Eines Tages hielt der heilige Willy eine unendlich lange Predigt. Tünnes und Schäl, schwer übernächtigt vom gestrigen Skatabend, hielt es kaum aufrecht in ihrer Kirchenbank. Jeder Kniefall wurde zum Balanceakt, und die finale Hostie klebte wie angetackert an ihren Gaumen. Nachher beim Frühschoppen war der heilige Willy über die Maßen stolz auf seine Rede und rühmte sich seiner rhetorischen Fähigkeiten. Um sich ein bisschen zu rächen, hob der gewiefte Schäl an:
„Heiliger Willy, das mag ja ein prächtiger Vortrag gewesen sein.

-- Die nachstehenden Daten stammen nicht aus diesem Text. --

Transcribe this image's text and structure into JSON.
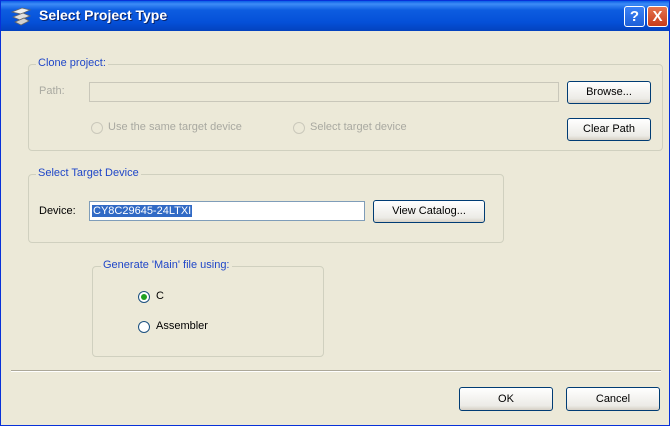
{
  "window": {
    "title": "Select Project Type",
    "help_glyph": "?",
    "close_glyph": "X"
  },
  "clone": {
    "legend": "Clone project:",
    "path_label": "Path:",
    "path_value": "",
    "browse_label": "Browse...",
    "clear_label": "Clear Path",
    "radio_same": "Use the same target device",
    "radio_select": "Select target device"
  },
  "target": {
    "legend": "Select Target Device",
    "device_label": "Device:",
    "device_value": "CY8C29645-24LTXI",
    "catalog_label": "View Catalog..."
  },
  "main_file": {
    "legend": "Generate 'Main' file using:",
    "options": [
      {
        "label": "C",
        "checked": true
      },
      {
        "label": "Assembler",
        "checked": false
      }
    ]
  },
  "footer": {
    "ok_label": "OK",
    "cancel_label": "Cancel"
  },
  "colors": {
    "title_bar": "#0550d8",
    "legend_text": "#1f46c8",
    "radio_dot": "#21a121",
    "selection": "#316ac5"
  }
}
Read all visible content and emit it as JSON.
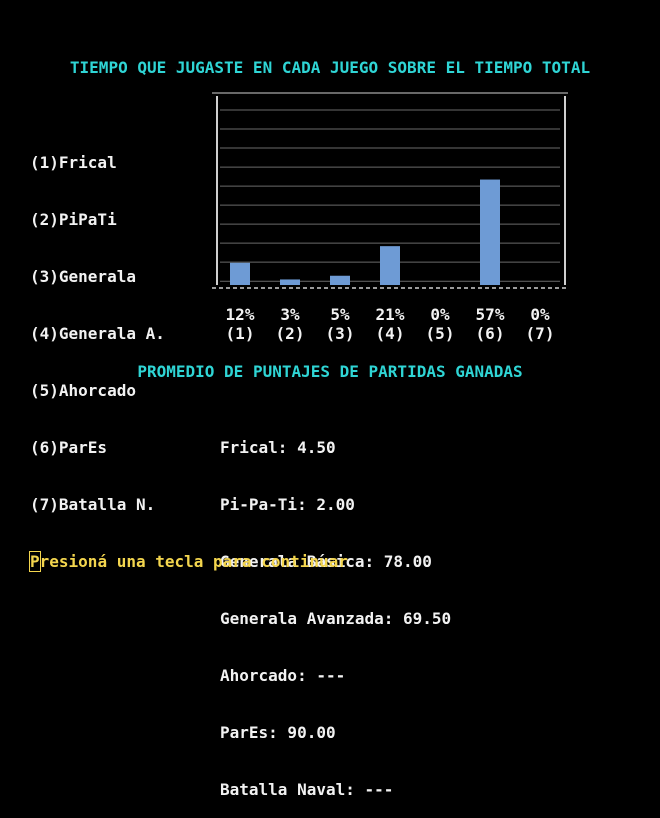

Aber ob du´s glaubst oder nicht, ich habe zu Hause ein Buch, in dem deine Predigt Wort für Wort enthalten ist.“
Der heilige Willy schnaufte und bestellte sich, aufs Äußerste empört, einen Kabänes. „Ich habe es nun wirklich nicht nötig, meine Predigten abzuschreiben“, polterte er.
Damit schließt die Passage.